OH… your ported it… sorry, was a little confused.

Thanks. :smile:

it might have to do with the gameobject, but it keeps turning slightly to the right.

Hmmm… I put a test car on a terrain, dumped JCar onto it, assigned the wheels, rigid body, and collider. The basics.

I gave the car 1000 in mass, and proceeded to drive it around. The first thing I noticed is that the vehicle does exactly what you are specifying, The back end comes around a bit, next when I make a curve the whole car flips. Not good.

OK, in order to use this script, and script the script you must first understand the fine balance that is a car. First, lets discuss center of mass. You initially set teh vehicle at 0,-0.25, 0. This is all vehicle dependent, I ended up using 0,-0.75, 1. This means that I want more weight on the front wheels, and I want the balance of the vehicle to be towards the front. I will tell you, that as soon as I found my sweet spot, I found that the back end no longer came around or veered while driving.

The next thing you need to do is strike a balance on the Center of Mass using springs. I set the car about 20 feet in the air, and dropped it, The first thing I noticed was that there was no spring. It hit the ground like a rock. So, I got to tinkering with a spring for the car. I ended up with about 4000 spring. This caused the car to bounce slightly when dropped. It even lifted when accelerating, balanced and tipped when stopping. So that was a good deal. As I drove this around, I noticed that since my Center of Mass Z was forward, the mass of the vehicle sat more on the front of the vehicle. Thus causing it to sit leaning. This is not good. You want to strike a balance between the front and back even if the front has more weight.

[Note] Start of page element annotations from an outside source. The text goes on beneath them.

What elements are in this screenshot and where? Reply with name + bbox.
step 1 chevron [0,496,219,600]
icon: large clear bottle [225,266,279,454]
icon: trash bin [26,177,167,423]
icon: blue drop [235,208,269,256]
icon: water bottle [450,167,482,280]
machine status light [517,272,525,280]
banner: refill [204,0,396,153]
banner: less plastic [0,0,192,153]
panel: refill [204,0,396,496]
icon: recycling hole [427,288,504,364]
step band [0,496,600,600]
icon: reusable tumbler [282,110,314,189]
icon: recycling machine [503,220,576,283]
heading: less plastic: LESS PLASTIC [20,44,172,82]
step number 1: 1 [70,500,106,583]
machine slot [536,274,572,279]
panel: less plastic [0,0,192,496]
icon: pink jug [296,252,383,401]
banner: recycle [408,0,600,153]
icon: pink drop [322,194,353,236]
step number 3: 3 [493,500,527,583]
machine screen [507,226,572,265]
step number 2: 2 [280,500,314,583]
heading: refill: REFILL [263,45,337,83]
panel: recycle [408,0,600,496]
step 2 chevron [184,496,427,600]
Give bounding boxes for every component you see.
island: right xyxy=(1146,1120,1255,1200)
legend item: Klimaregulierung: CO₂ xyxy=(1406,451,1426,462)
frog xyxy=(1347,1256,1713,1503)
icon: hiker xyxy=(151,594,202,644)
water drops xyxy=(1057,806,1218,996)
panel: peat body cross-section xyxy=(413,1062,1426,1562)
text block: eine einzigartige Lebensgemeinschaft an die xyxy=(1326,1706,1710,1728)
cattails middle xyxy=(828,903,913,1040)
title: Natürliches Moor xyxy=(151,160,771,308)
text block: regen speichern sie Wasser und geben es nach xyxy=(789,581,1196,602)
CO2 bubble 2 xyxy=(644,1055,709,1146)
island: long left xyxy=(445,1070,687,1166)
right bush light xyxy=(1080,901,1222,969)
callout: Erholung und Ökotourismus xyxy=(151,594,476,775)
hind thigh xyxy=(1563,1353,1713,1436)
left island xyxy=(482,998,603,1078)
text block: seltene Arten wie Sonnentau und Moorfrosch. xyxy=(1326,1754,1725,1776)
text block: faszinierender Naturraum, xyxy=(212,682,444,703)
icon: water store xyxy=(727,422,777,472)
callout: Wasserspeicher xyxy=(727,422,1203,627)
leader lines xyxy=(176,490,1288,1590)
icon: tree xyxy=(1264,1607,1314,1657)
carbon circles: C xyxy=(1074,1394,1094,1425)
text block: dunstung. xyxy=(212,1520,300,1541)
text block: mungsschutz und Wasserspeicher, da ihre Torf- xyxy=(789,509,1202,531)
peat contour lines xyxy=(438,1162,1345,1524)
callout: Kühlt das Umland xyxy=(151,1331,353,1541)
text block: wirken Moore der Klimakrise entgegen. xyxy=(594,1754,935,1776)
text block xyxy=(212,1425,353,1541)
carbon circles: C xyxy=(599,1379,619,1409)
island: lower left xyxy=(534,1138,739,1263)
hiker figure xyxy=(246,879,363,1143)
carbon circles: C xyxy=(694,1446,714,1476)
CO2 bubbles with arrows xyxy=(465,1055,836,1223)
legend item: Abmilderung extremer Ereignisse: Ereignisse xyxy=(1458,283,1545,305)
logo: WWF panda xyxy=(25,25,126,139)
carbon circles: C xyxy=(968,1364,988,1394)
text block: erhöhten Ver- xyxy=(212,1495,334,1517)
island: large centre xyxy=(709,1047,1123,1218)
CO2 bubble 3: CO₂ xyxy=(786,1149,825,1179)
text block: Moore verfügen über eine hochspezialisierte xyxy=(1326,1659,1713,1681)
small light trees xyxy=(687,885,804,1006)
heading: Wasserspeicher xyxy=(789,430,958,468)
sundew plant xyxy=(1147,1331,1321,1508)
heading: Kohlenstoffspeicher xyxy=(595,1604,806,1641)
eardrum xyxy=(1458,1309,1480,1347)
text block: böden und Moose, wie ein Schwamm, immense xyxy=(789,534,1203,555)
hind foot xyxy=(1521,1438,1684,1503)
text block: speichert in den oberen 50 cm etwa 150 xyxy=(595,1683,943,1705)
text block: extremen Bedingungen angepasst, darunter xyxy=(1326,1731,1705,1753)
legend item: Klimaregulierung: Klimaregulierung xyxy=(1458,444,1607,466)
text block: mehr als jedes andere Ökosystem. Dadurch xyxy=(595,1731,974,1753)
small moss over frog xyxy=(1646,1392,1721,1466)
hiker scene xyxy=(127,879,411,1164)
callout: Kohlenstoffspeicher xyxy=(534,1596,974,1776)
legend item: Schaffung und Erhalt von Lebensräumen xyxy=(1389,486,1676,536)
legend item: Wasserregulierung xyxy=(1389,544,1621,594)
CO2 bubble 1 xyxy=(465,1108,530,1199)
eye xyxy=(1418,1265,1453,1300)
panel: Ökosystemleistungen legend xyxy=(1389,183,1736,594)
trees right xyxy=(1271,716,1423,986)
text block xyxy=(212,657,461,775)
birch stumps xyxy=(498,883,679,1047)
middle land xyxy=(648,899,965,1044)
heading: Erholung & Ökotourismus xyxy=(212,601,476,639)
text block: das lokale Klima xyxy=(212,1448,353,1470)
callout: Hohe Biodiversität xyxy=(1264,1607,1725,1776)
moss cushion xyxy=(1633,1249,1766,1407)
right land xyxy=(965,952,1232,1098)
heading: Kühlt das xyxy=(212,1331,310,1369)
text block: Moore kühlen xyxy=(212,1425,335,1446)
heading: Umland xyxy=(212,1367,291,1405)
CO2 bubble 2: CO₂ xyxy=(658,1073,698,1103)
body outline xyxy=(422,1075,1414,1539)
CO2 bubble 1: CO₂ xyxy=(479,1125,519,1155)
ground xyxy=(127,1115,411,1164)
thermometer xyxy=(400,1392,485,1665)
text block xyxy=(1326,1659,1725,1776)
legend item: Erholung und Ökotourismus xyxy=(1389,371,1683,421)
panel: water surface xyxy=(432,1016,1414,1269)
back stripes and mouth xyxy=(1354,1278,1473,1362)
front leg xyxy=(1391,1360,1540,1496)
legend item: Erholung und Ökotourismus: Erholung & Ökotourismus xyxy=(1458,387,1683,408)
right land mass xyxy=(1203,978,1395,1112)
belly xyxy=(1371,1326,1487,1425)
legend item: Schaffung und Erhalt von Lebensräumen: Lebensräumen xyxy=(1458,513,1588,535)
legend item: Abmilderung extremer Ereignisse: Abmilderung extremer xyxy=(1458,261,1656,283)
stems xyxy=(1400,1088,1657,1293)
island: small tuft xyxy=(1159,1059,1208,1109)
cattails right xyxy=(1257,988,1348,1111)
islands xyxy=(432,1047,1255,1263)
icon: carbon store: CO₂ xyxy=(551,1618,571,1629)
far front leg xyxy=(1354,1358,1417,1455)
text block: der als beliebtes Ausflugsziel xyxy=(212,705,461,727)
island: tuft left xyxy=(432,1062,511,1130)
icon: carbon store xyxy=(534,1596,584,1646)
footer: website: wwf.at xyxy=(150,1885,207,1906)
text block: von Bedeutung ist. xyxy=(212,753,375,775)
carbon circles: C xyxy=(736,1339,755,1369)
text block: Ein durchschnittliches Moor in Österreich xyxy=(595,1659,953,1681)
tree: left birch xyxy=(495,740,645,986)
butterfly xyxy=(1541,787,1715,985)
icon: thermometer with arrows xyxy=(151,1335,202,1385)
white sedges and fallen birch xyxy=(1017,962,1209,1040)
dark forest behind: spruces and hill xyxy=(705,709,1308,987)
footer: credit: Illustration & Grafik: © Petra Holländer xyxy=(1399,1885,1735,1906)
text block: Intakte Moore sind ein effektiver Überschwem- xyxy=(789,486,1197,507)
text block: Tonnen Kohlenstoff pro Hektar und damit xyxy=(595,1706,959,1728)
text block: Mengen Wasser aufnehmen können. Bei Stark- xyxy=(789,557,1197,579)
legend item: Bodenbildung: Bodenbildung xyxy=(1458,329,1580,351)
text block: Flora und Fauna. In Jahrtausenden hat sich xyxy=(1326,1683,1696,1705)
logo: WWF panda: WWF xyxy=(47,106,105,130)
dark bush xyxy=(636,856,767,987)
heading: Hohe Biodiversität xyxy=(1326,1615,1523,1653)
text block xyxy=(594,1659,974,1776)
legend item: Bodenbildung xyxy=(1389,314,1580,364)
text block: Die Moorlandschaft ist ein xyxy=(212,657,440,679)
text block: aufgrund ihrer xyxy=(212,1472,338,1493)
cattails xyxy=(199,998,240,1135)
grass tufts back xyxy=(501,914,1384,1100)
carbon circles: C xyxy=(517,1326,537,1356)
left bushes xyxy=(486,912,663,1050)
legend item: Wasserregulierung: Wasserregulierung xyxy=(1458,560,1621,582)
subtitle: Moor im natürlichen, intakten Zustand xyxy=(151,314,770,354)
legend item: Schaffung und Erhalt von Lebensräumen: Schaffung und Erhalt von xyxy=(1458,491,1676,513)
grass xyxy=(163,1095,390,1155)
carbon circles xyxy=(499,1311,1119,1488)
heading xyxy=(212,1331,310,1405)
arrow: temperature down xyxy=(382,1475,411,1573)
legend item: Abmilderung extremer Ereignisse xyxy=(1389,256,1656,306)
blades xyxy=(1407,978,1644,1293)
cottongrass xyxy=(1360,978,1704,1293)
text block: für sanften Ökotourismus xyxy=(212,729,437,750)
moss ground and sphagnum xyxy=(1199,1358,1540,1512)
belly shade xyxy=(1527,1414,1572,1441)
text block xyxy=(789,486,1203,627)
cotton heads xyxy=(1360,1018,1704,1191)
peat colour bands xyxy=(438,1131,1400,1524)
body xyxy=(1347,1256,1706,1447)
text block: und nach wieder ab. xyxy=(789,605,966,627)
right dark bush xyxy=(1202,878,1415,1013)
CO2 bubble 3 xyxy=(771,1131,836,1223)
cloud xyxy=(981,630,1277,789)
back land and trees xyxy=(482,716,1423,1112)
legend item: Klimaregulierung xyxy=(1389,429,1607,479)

So to counter this. I added some code:

// new global variable
var balance : float = 1.1; // front/rear spring balance

// added in the assignment of the wheel spring value
var spring=w.transform.localPosition.z>0.0 ? springs * balance : springs / balance;
js.spring = spring;

Once this was done, and I tweaked my car out to about 1.25 spring balance then it started sitting right, and acting a bit more normal.

I could tweak it more but that was ok.

What does need to be added here is individualized wheels. What happens when you have a vehicle with large rear wheels than front? Suddenly the Wheel Radius becomes a liability. What if you wanted a front wheel drive car. JCar is not setup for that.

As a port, it is good. As an overall JCar lacked some functionality that I needed in making a vehicle controller script.

So here is your task… Take what you have done, add in individual wheel assignment. You could also omit some of the variables like wheel radius, by using renderer.bounds.y to get the height of the wheel. There are many other tricks to get you down to “Drag a car, drag the script, set the wheels, set the weight and center of mass and balance” Once you get it that simple, and drivable, you will have something really special.